Before You Feel Hunger

Before you feel hunger, a farmer gazes over her fragile forest of vegetable starts, each the size of the thread flaring from her tattered jeans. Each delicate tendril a testament of patience and care. Each having been hand sewn into hand sifted soil, and placed in the perfect dark, warm, and humid conditions, waiting until peering eyes detect the first cotyledons. These first leaves prompt a great migration from darkness to the light; to propagation space with lots of room and plenty of sunrays. This wisp of a plant then takes these great rays to manufacture strength from chlorophyll, improve vigor, and become the tasty nutritious calories so essential to our bodies.
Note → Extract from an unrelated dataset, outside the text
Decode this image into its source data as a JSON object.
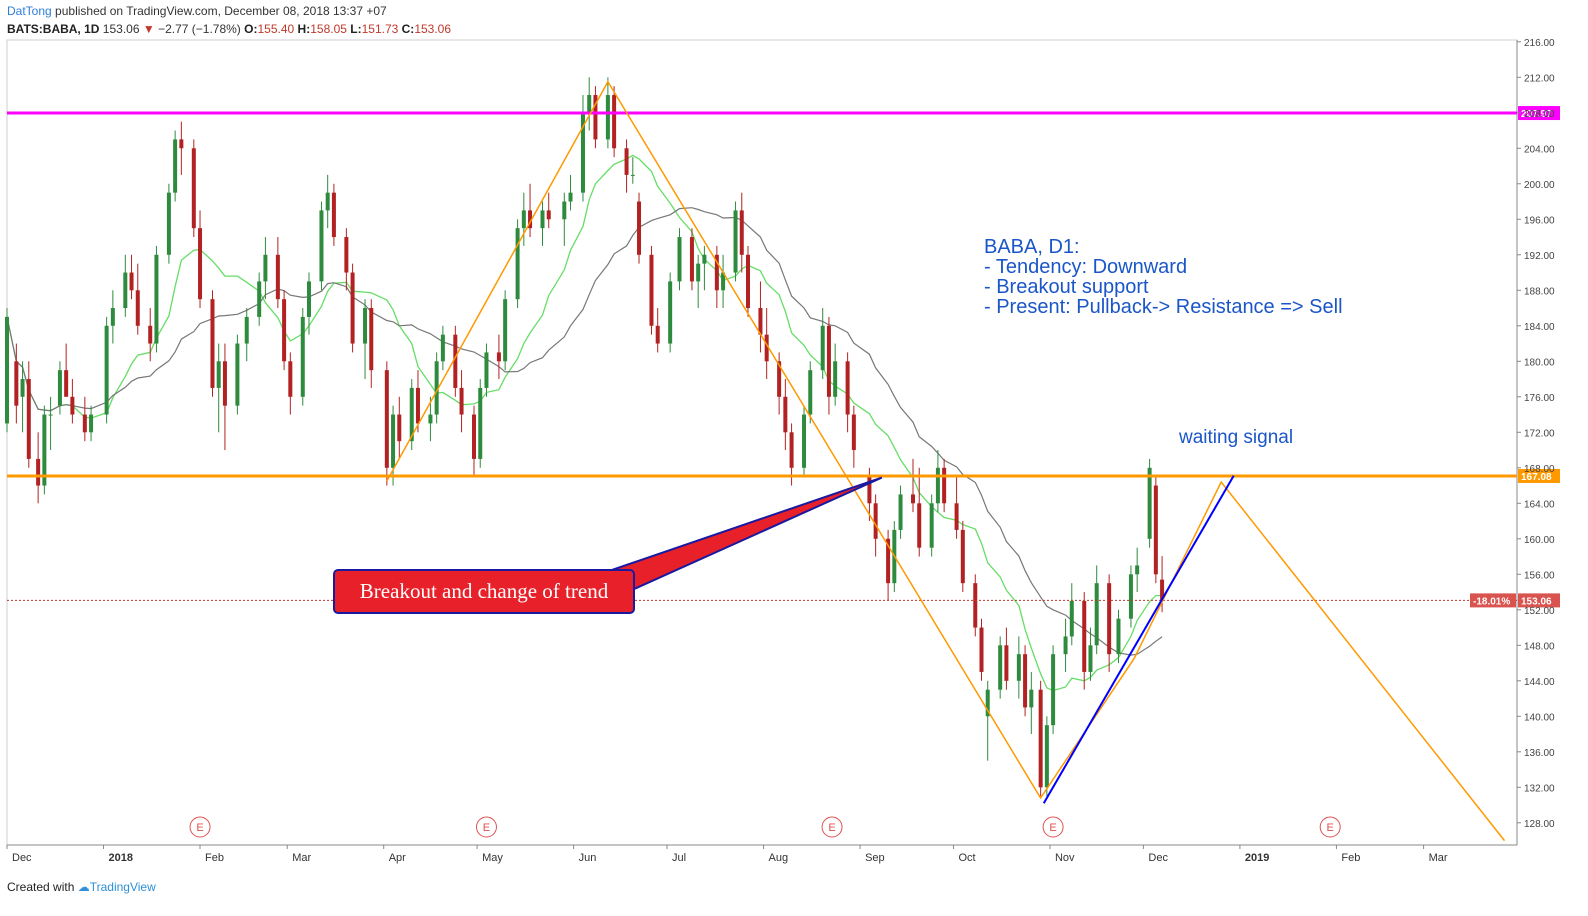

This meek and tender greenery is our food security for the next long cold winter. We have yet to emerge fully from this cold spring, yet a farmer must think of the next cold.
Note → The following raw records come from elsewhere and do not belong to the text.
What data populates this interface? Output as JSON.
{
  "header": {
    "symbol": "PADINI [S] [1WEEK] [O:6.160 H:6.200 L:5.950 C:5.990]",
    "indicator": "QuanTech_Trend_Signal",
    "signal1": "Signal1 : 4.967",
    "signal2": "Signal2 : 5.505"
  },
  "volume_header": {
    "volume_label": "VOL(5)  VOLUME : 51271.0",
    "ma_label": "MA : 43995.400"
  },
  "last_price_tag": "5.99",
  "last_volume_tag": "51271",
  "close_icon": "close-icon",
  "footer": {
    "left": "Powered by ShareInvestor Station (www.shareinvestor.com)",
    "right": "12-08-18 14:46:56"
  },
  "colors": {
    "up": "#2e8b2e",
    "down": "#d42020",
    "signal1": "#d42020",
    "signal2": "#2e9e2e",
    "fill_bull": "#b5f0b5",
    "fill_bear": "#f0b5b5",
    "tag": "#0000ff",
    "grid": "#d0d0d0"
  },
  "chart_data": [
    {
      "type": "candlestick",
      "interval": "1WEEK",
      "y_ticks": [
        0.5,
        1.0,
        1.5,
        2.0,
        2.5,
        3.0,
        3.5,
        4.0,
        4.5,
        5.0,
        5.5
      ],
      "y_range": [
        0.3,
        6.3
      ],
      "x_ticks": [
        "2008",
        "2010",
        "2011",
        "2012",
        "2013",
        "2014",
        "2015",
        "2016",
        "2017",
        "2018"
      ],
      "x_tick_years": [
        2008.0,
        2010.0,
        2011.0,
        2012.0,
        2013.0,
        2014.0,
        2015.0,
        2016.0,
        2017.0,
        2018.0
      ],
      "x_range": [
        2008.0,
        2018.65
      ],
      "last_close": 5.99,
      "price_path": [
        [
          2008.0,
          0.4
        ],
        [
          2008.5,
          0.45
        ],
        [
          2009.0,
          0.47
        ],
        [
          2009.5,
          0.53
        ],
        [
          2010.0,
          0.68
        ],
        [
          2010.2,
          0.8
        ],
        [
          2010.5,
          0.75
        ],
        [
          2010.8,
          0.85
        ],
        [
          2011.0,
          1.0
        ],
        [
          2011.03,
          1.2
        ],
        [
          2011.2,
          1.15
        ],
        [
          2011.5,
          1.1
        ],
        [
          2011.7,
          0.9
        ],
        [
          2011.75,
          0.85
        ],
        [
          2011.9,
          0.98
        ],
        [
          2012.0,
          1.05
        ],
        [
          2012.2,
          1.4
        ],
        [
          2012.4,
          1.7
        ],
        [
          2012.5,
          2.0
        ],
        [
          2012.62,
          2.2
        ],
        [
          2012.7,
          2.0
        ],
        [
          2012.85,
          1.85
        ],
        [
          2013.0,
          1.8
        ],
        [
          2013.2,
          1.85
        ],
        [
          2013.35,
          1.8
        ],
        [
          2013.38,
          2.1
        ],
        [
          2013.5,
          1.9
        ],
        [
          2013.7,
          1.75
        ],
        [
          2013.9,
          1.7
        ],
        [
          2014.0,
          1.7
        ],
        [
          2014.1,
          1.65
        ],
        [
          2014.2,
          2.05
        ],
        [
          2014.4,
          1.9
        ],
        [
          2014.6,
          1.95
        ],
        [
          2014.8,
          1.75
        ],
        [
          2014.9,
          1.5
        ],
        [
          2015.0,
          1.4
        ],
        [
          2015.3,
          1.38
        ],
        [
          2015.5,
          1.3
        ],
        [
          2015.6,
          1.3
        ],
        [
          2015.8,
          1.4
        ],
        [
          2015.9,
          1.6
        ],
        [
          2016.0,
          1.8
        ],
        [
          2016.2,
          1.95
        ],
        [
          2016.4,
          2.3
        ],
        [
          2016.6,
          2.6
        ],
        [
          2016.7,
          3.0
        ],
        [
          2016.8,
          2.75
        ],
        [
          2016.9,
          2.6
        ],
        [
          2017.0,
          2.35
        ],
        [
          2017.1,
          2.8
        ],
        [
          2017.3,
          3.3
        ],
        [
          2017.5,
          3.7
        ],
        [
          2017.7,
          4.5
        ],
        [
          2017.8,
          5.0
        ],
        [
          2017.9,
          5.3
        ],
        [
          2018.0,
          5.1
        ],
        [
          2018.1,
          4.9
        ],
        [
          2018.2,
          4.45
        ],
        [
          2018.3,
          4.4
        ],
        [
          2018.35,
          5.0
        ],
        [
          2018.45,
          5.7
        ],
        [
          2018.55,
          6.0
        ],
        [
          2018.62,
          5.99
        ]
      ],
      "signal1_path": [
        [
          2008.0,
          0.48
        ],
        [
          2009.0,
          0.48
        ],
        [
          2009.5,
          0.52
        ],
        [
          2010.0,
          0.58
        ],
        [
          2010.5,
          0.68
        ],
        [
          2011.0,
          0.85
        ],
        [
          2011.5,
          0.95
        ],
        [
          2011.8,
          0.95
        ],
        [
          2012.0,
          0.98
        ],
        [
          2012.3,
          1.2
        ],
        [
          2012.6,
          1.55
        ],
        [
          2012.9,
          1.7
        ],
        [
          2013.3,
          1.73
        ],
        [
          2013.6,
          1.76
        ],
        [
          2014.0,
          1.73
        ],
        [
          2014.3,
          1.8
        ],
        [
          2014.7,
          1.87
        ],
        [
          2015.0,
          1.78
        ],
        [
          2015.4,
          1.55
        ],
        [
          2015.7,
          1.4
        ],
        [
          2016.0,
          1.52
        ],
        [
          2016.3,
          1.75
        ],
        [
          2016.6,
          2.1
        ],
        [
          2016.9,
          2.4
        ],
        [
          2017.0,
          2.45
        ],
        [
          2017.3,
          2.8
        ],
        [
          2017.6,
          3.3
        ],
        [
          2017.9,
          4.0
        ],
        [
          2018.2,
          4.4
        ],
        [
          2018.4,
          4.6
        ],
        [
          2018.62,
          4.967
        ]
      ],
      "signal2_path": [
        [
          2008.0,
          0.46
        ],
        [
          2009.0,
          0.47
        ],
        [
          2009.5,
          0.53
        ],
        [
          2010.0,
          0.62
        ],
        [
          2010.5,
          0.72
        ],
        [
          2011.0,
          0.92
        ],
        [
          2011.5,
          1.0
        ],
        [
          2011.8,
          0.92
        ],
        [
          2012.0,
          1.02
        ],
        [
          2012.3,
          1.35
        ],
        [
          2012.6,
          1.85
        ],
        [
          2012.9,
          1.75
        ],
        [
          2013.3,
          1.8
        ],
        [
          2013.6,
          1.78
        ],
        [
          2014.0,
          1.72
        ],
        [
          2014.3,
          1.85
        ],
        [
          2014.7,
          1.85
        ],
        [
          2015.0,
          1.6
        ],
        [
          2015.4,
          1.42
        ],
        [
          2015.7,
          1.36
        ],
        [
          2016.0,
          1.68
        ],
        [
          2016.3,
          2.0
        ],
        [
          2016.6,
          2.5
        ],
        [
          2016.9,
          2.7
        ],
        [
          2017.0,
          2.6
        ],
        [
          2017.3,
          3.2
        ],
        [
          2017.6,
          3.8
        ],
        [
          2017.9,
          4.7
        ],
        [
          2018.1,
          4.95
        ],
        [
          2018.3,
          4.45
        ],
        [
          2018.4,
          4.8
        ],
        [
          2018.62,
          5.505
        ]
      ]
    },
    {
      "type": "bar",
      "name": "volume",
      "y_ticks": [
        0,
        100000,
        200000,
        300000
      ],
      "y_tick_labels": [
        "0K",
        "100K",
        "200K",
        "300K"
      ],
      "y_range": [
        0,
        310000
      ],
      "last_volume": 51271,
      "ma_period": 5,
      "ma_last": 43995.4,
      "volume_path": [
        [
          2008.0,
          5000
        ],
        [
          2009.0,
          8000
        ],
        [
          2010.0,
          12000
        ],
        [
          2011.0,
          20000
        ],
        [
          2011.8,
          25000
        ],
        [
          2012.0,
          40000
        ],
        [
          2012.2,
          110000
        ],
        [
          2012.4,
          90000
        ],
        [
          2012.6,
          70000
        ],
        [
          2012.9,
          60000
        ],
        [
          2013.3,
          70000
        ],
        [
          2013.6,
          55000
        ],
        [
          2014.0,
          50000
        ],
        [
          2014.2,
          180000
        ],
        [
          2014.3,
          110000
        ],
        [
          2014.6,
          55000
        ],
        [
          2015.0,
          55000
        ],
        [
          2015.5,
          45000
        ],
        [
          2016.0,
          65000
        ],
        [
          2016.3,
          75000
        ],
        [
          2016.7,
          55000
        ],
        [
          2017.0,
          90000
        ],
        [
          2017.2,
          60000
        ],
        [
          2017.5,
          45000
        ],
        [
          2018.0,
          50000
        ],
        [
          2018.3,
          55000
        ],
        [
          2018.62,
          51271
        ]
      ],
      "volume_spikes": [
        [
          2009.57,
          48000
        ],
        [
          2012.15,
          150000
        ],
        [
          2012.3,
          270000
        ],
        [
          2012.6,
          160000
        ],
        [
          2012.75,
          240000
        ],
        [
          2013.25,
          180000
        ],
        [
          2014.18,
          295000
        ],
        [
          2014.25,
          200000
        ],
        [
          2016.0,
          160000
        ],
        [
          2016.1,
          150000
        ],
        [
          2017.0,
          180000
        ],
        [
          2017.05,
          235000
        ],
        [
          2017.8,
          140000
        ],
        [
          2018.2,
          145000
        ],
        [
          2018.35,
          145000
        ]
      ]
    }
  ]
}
Before you feel hunger, there is a farmer planning. The first seeds in the ground will be the last to be consumed; storage onions, celeriac, cabbages, and leeks. These crops are slow growing, packing  nutrients, storability, and hardiness into every cell, to nourish us all winter long.
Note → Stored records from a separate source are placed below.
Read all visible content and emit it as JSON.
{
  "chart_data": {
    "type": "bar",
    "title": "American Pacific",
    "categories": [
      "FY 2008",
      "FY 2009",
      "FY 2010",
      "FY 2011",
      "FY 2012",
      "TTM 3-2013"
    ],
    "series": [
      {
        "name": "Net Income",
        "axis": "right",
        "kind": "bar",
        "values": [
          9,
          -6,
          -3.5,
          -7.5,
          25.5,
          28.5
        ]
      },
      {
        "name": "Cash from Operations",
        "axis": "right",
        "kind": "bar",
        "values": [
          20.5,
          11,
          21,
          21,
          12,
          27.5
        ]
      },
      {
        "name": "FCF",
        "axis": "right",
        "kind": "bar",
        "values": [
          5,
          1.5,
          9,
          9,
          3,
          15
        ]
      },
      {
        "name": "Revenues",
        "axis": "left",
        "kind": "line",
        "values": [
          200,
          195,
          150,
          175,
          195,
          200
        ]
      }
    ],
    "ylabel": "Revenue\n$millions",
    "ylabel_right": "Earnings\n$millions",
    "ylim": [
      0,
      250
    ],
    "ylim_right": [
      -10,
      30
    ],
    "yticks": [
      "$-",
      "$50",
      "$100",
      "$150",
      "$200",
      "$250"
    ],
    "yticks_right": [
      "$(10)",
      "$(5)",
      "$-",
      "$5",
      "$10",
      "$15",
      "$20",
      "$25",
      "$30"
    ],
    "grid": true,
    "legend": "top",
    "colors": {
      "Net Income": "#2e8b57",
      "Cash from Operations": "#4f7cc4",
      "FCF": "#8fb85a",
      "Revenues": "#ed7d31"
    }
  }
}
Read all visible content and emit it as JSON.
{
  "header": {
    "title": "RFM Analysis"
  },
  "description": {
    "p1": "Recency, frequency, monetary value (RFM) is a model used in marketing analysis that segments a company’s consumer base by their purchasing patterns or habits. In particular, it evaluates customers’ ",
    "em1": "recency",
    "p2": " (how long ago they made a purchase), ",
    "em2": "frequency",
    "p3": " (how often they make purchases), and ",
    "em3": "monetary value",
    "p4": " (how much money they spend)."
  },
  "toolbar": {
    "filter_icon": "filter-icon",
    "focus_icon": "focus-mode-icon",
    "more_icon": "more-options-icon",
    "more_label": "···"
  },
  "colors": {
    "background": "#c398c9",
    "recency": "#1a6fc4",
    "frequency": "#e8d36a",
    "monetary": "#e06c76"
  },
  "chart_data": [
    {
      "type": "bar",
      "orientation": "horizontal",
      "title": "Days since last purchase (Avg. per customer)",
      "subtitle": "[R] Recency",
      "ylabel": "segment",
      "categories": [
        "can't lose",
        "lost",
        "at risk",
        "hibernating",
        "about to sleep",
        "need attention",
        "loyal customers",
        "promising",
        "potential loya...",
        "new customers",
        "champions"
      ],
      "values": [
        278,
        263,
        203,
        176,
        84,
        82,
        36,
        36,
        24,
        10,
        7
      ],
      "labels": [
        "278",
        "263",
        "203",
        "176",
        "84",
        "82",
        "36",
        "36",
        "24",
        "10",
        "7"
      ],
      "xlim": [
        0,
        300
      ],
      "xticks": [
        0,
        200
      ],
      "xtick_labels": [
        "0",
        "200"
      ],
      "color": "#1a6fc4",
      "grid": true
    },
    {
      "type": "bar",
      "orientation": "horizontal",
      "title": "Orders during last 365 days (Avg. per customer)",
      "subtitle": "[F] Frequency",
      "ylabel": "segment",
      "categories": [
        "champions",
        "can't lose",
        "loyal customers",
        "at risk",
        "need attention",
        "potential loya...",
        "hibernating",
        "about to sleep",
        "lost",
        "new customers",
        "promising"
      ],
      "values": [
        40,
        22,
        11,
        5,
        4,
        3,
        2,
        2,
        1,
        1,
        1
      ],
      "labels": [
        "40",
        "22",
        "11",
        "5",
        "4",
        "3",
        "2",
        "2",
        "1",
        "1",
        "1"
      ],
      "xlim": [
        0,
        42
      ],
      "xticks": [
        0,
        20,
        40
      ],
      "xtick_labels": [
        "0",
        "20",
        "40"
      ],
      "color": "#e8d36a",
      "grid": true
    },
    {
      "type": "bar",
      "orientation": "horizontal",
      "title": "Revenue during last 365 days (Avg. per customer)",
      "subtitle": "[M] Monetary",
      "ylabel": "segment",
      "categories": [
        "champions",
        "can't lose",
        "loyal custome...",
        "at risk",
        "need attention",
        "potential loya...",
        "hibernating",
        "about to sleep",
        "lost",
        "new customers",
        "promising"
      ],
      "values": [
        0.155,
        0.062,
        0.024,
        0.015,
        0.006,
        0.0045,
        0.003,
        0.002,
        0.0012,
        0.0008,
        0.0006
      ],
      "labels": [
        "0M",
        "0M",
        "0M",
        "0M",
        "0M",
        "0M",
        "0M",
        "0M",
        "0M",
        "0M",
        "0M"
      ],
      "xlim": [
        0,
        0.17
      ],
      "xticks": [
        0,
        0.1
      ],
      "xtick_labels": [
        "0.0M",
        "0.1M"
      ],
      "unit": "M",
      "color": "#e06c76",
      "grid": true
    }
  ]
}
The first seeds are started in February (January if one is crazy or tenacious), transplanted into the soil in April, and tended until harvest in September or October. When the plants are either consumed or safely stored until the next April, if luck holds and the rodents do not.

Before You Feel Hunger

The first couple months are filled with anxiety and eagerness. The sanguine thoughts to grow, and to grow more than the previous year, are stifled by frozen dew and fifteen degree mornings,

40 mph wind gusts that rip holes in new greenhouse plastic, and waiting for water to flow in the canals. Plant starts will inevitably freeze, flea beetles will eat holes in the arugula, and hailstones will impale freshly planted greens. But, to be a farmer is to be an eternal optimist.
The farmer must purchase seeds, amendments, infrastructure and fuel, and make a guess at how hungry you will be. If the farmer is smart, she will look at records from the years past, ask markets and grocers for information, and make an educated guess of how much she can grow. If the farmer is lucky, you will tell her how hungry you will be and how much you will consume. If the farmer is fortunate, you will support her all year long.
Before you make your shopping list, a farmer is making her seed purchasing list. Before you plan your weekly menu, your farmer is plan her yearly harvest. The time it takes from germination to consumption can be months to years.
When the simplicity of a stop at the grocery store is broken down, the complexity of the food system is bewildering, lengthy, and elaborate: seeds, soil, labor, water, shelter, transportation, marketing, and storage. All of this adding up to the mere cents paid per pound at the grocery store.